Clarke describes the first item that came up: “The chest still displayed, in stencilled lettering unfaded after a century in the abyss, a somewhat baffling inscription: BROKEN ORANGE PECKOE, UPPER GLENNCAIRN ESTATE, MATAKELLE.”
Despite journeying across (most of) the Atlantic and then sinking four kilometres to the bottom of the sea, the glassware is found intact – thanks either (or both) to the ship’s designers and the tea producers…
Clarke was well known for plugging his adopted homeland whenever possible in his writing, public speaking and global TV shows. ‘Addicted’ to the brew, he once called himself a ‘machine that turned fine Ceylon Tea into science fiction’.
In his novel’s acknowledgements, Clarke highlights another link between the Titanic and Ceylon, this time for real. William MacQuitty (1905 – 2004), the Belfast-born writer, photographer and filmmaker who produced ‘A Night to Remember’, had been based in Ceylon in the 1930s working for the Standard Chartered Bank.

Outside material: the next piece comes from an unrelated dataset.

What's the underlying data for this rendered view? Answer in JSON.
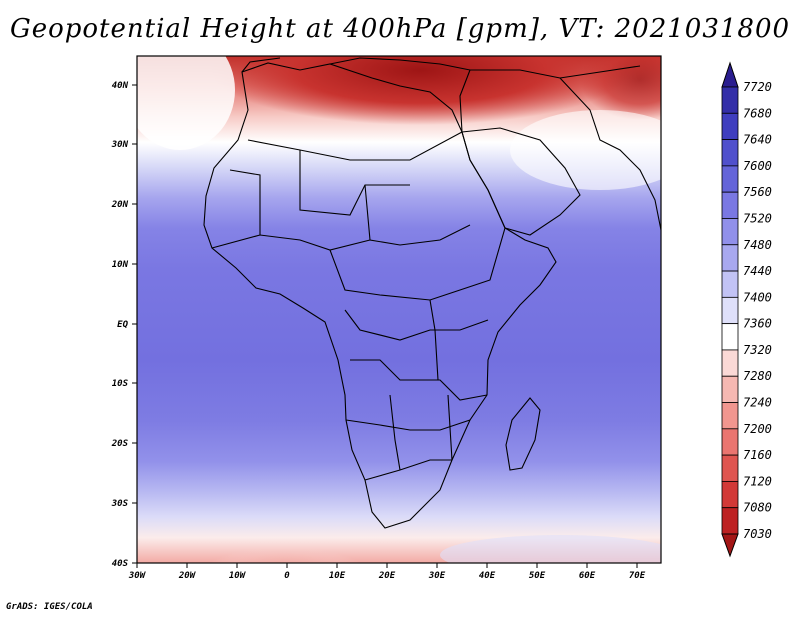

He returned to the island in 1954 to produce Beachcomber, a British movie that was partly shot on location here.
Having drawn much inspiration and insights from ‘A Night to Remember’, Clarke dedicated his own novel as follows: “For my old friend Bill MacQuitty – who, as a boy, witnessed the launch of RMS Titanic, and, forty-five years later, sank her for the second time.”